The penalty for doing this can be an award of damages, lost profits, delivery up of offending material and injunctive relief.
Misappropriation of Personality
Even if the advertising campaign you are considering has passed the copyright and trade-mark hurdles, be careful not to trip on the tort of misappropriation of personality. If your advertising campaign uses the name, image or personality of a celebrity, or someone that people will assume is the celebrity, without their consent, you could be liable.
Courts have defined "personality" to include a person’s image, name, voice and any other elements that might uniquely identify a celebrity. In order for a celebrity to plead misappropriation of personality, she or he must show that the advertiser has used her or his personality for commercial gain.

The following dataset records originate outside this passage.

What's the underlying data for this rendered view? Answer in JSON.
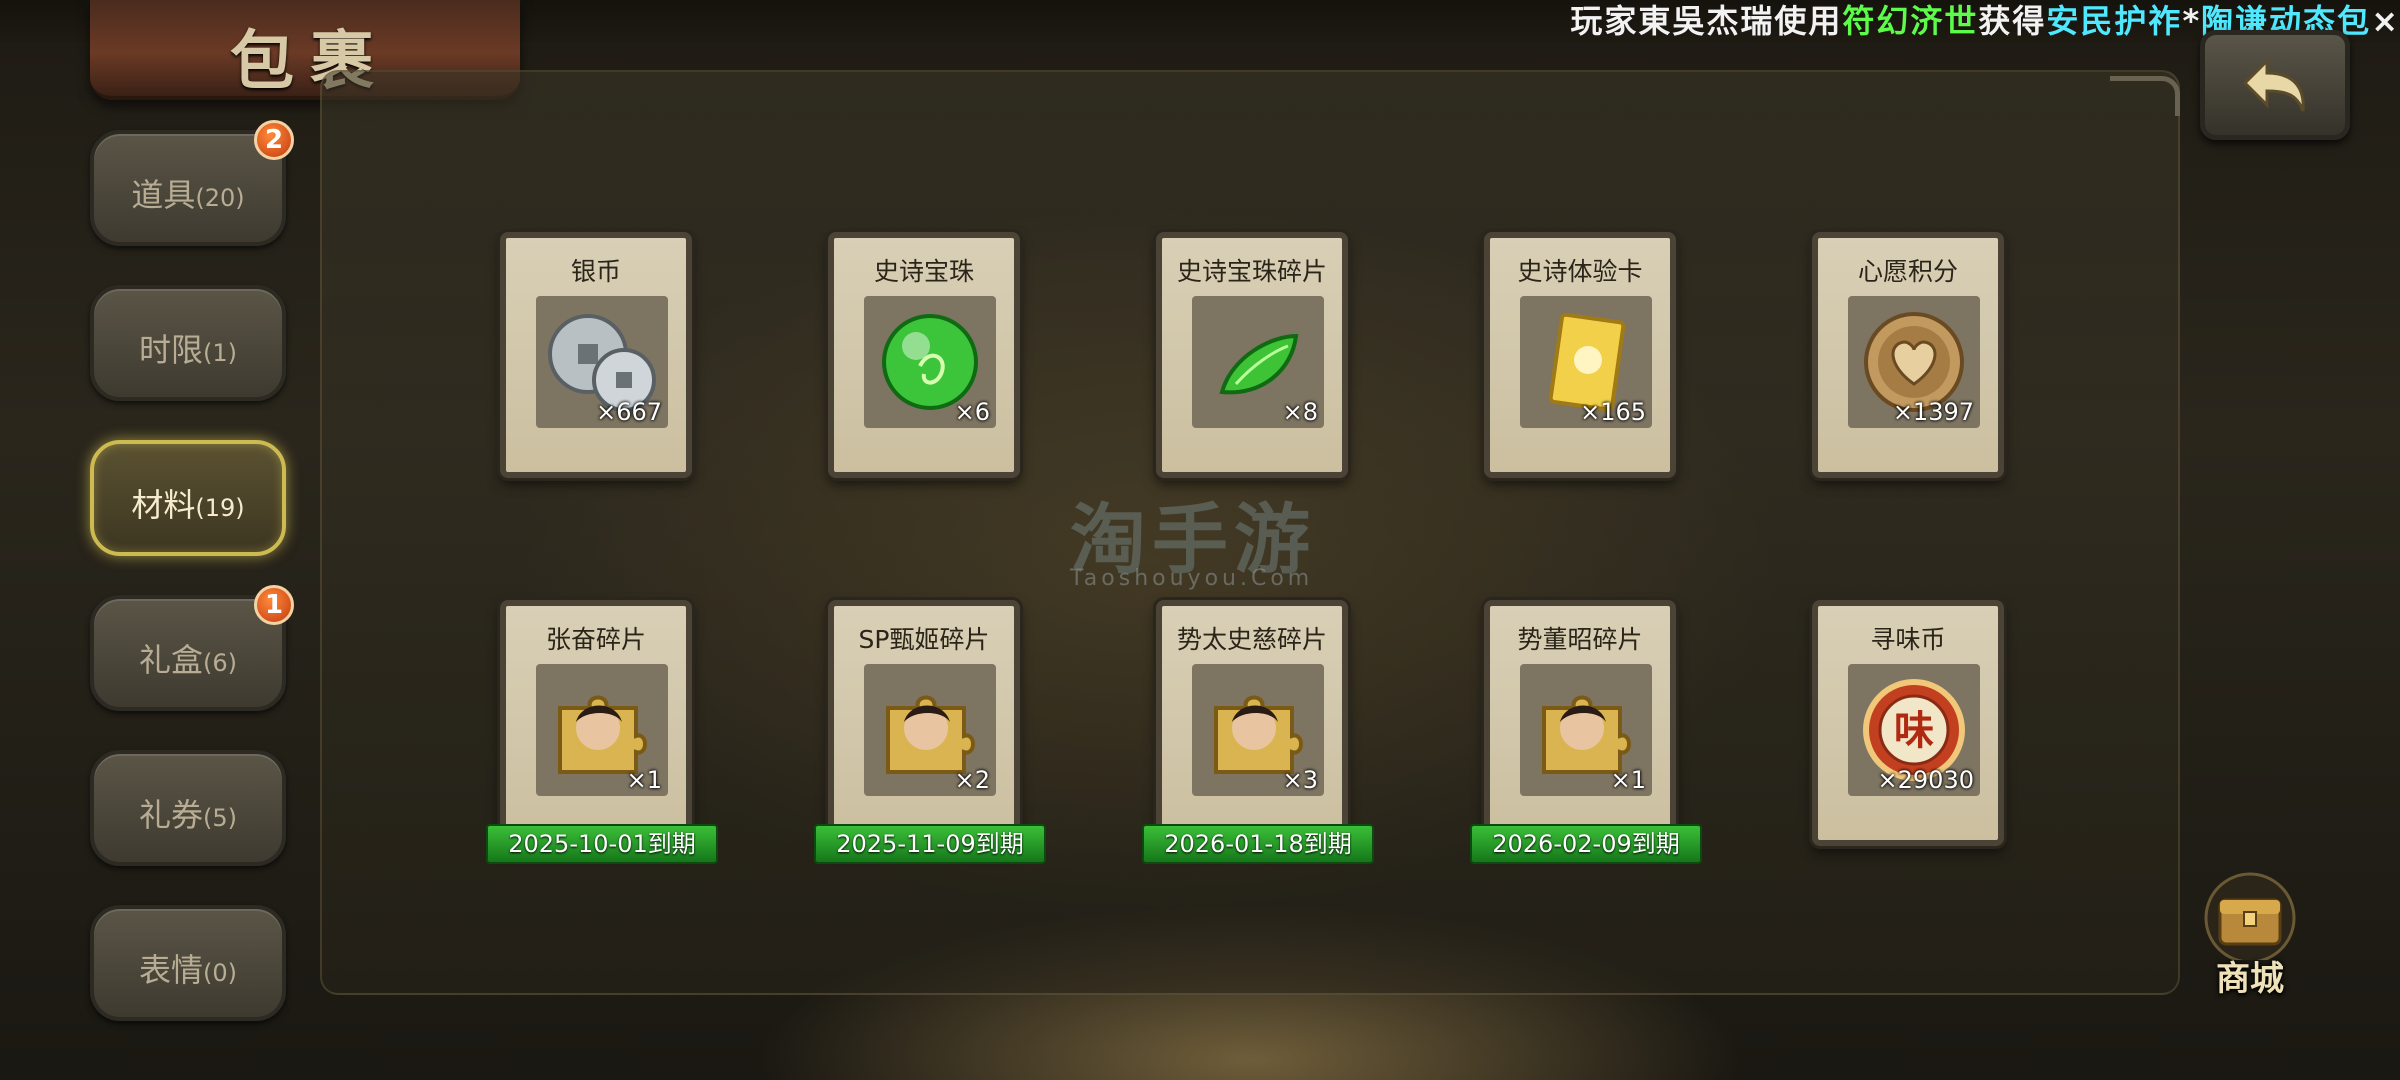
{
  "ticker": {
    "prefix": "玩家",
    "player": "東吳杰瑞",
    "verb": "使用",
    "item": "符幻济世",
    "got": "获得",
    "reward": "安民护祚",
    "separator": "*",
    "reward2": "陶谦动态包",
    "tail": "×"
  },
  "title": "包裹",
  "sidebar": [
    {
      "label": "道具",
      "count": "(20)",
      "badge": "2",
      "active": false
    },
    {
      "label": "时限",
      "count": "(1)",
      "badge": "",
      "active": false
    },
    {
      "label": "材料",
      "count": "(19)",
      "badge": "",
      "active": true
    },
    {
      "label": "礼盒",
      "count": "(6)",
      "badge": "1",
      "active": false
    },
    {
      "label": "礼券",
      "count": "(5)",
      "badge": "",
      "active": false
    },
    {
      "label": "表情",
      "count": "(0)",
      "badge": "",
      "active": false
    }
  ],
  "items": [
    {
      "name": "银币",
      "qty": "×667",
      "icon": "silver-coin-icon",
      "expiry": ""
    },
    {
      "name": "史诗宝珠",
      "qty": "×6",
      "icon": "epic-orb-icon",
      "expiry": ""
    },
    {
      "name": "史诗宝珠碎片",
      "qty": "×8",
      "icon": "orb-fragment-icon",
      "expiry": ""
    },
    {
      "name": "史诗体验卡",
      "qty": "×165",
      "icon": "experience-card-icon",
      "expiry": ""
    },
    {
      "name": "心愿积分",
      "qty": "×1397",
      "icon": "wish-points-coin-icon",
      "expiry": ""
    },
    {
      "name": "张奋碎片",
      "qty": "×1",
      "icon": "hero-puzzle-icon",
      "expiry": "2025-10-01到期"
    },
    {
      "name": "SP甄姬碎片",
      "qty": "×2",
      "icon": "hero-puzzle-icon",
      "expiry": "2025-11-09到期"
    },
    {
      "name": "势太史慈碎片",
      "qty": "×3",
      "icon": "hero-puzzle-icon",
      "expiry": "2026-01-18到期"
    },
    {
      "name": "势董昭碎片",
      "qty": "×1",
      "icon": "hero-puzzle-icon",
      "expiry": "2026-02-09到期"
    },
    {
      "name": "寻味币",
      "qty": "×29030",
      "icon": "flavor-coin-icon",
      "coin_glyph": "味",
      "expiry": ""
    }
  ],
  "watermark": {
    "main": "淘手游",
    "sub": "Taoshouyou.Com"
  },
  "shop": {
    "label": "商城"
  },
  "colors": {
    "expiry_green": "#2aa12d",
    "active_tab": "#cdbb52",
    "ticker_green": "#5dfb4a",
    "ticker_cyan": "#4fe8ff"
  }
}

Although it does not matter whether the celebrity is living or dead,1 misappropriation of personality does not apply to fictional characters.
Infringement of this tort will entail damages calculated on the basis of a "lost user fee" which is the fee that the celebrity should have received for the use of her or his personality and is often directly proportional to how famous the celebrity is.
Questions to Consider
Before starting a campaign incorporating the use of unauthorized celebrity images, ask yourself the following essential questions and review your answers with legal counsel:
- Have you obtained some form of consent (preferably written) for the use of the celebrity’s image in your campaign?
- Is the celebrity living or deceased? If deceased, how long has the celebrity been deceased?
- Is the purpose of your campaign commercial gain?
- Who owns the photograph(s) or image(s) that you will be using?
- Have you conducted a trade-mark search for the image you plan on using in your campaign?
Before investing significant time and effort in an advertising campaign involving the use of celebrity images, careful consideration of the business and legal issues involved is crucial. It is interesting that certain companies (e.g., Pepsi) have recently terminated virtually all of their celebrity endorsements in their major campaigns, suggesting that the risks outweighed the benefits. On the other hand, Air Canada has enlisted the help of a Canadian superstar to quick start its latest campaign. Prudent advertisers will use knowledgeable counsel to assist in avoiding legal pitfalls.
1 The fact that personality rights of celebrities are passed to their estates in Canada was confirmed by way of an injunction that was granted by a Nova Scotia court on November 25, 2004 to the estate of Don Messer, a famous Canadian fiddler, involving the unauthorized use of Messer’s personality. The court ruled that the company using Mr. Messer’s personality had to cease such use until the determination of the case, which is expected sometime next year. (Hapi Feet Promotions Inc., Frank Leahy and Dawn Penelope Attis, Executrix of the Estate of Don Messer v. Barbara Martin and Grayec Management Incorporated).
The foregoing provides only an overview. Readers are cautioned against making any decisions based on this material alone. Rather, a qualified lawyer should be consulted.